26Cette alternance de strates et de PDV correspond à une forme de mobilité empathique55, c’est-à-dire à la capacité de varier les points de vue dans une optique interdisciplinaire, pour penser le complexe. La diversification des PDV repose sur la démultiplication des niveaux d’empathie. Il est ainsi possible de multiplier les observateurs provenant d’origines et de statuts divers ou relevant de paradigmes différents : c’est le cas du passage des strates 1 à 3 ; ou encore de diversifier les PDV à observateur constant, si ce dernier change de focale en adoptant un regard proche ou éloigné, analytique ou synthétique, empathique ou non, s’il analyse son objet en s’intéressant à telle ou telle thématique, comme le fait Éric Baratay dans la quatrième strate de Cultures félines.
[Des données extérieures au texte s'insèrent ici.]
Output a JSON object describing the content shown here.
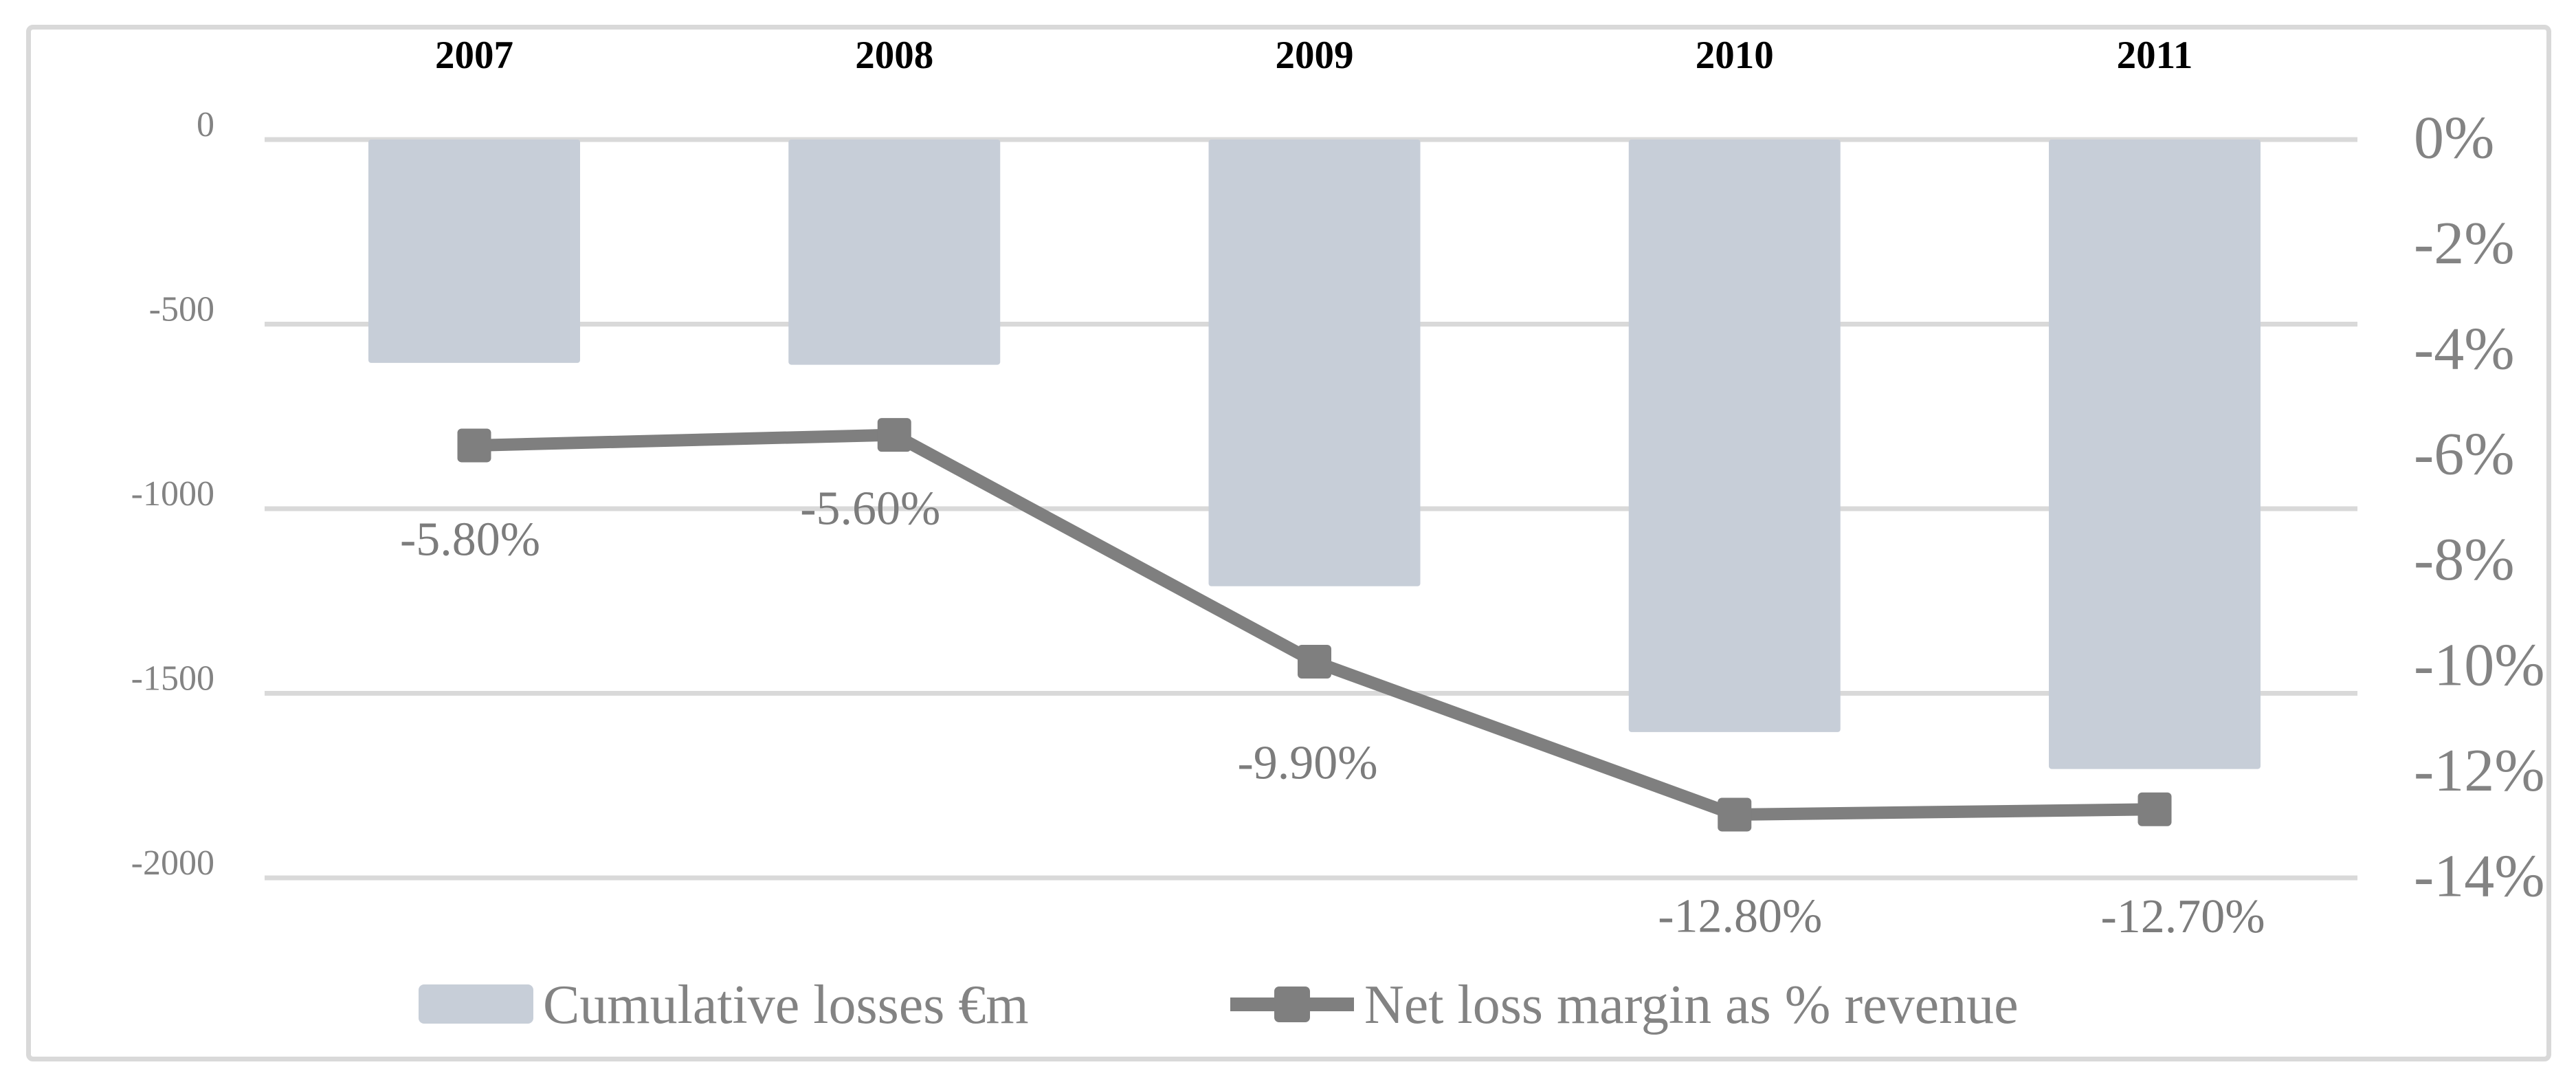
{
  "figure": {
    "background": "#ffffff",
    "border_color": "#d9d9d9"
  },
  "colors": {
    "bar_fill": "#c7ced8",
    "line_and_marker": "#7f7f7f",
    "gridline": "#d9d9d9",
    "axis_text": "#838383",
    "data_label_text": "#7c7c7c",
    "year_label_text": "#000000"
  },
  "chart_data": {
    "type": "bar",
    "subtype": "combo-bar-line-dual-axis",
    "categories": [
      "2007",
      "2008",
      "2009",
      "2010",
      "2011"
    ],
    "series": [
      {
        "name": "Cumulative losses €m",
        "type": "bar",
        "axis": "left",
        "color": "#c7ced8",
        "values": [
          -605,
          -610,
          -1210,
          -1605,
          -1705
        ]
      },
      {
        "name": "Net loss margin as % revenue",
        "type": "line",
        "axis": "right",
        "color": "#7f7f7f",
        "marker": "square",
        "values": [
          -5.8,
          -5.6,
          -9.9,
          -12.8,
          -12.7
        ],
        "data_labels": [
          "-5.80%",
          "-5.60%",
          "-9.90%",
          "-12.80%",
          "-12.70%"
        ]
      }
    ],
    "left_axis": {
      "tick_labels": [
        "0",
        "-500",
        "-1000",
        "-1500",
        "-2000"
      ],
      "tick_values": [
        0,
        -500,
        -1000,
        -1500,
        -2000
      ],
      "ylim": [
        0,
        -2000
      ]
    },
    "right_axis": {
      "tick_labels": [
        "0%",
        "-2%",
        "-4%",
        "-6%",
        "-8%",
        "-10%",
        "-12%",
        "-14%"
      ],
      "tick_values": [
        0,
        -2,
        -4,
        -6,
        -8,
        -10,
        -12,
        -14
      ],
      "ylim": [
        0,
        -14
      ]
    },
    "title": "",
    "xlabel": "",
    "ylabel": "",
    "grid": true,
    "category_labels_position": "top",
    "legend_position": "bottom"
  },
  "legend": {
    "items": [
      {
        "label": "Cumulative losses €m",
        "swatch": "bar"
      },
      {
        "label": "Net loss margin as % revenue",
        "swatch": "line-marker"
      }
    ]
  }
}
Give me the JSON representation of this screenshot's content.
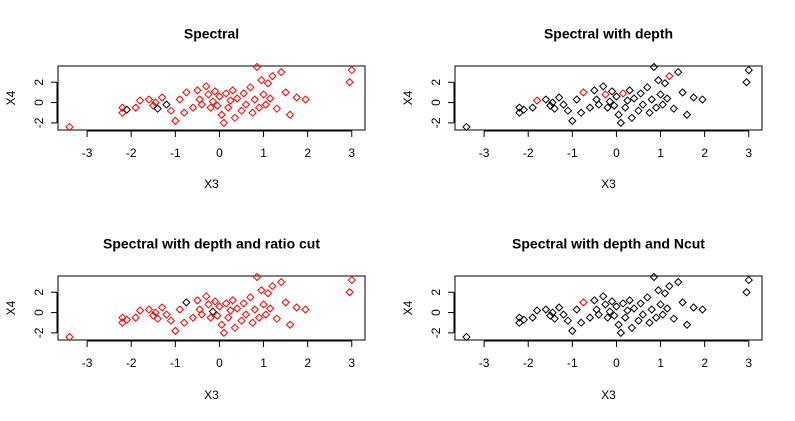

Il est également possible que la mobilité empathique porte sur des sujets différents, singuliers ou collectifs, en l’occurrence, des individus, des groupes ou des espèces. Au total, le croisement de ces instances (observateurs variés ou observateur constant, observé unique ou pluriels) et de ces modalités (choix de focale, d’objet scientifique, etc.) explique la complexité de toute posture scientifique, en général, et, plus encore, quand le savant entend écrire du côté des animaux : car la multiplication des niveaux d’empathisation et les PDV qui en résultent pose la question de leur articulation. Bien qu’Éric Baratay récuse l’analyse par niveaux, avec le risque d’induire des hiérarchisations théoriques parfois discutables56, l’objectivation des quatre strates présente une indéniable hiérarchisation scripturale et épistémique, car, plus on avance, des strates 1 à 3, plus le système des preuves s’accumule et gagne en autorité comme en force explicative. Et c’est dans la strate 4 que l’auteur explicite le sens de sa démarche ainsi que ses thèses essentielles sur les interactions biologiques et historico-culturelles, leurs influences sur l’individualisation des membres d’une espèce57. On peut même dire que, sans cette dernière strate, le sens de la démarche resterait plus inaccessible – surtout à un lecteur non familier de la question animale. C’est particulièrement net pour la dimension épistémologique sous-jacente aux procédés stylistiques mis en œuvre sur le plan microstructural.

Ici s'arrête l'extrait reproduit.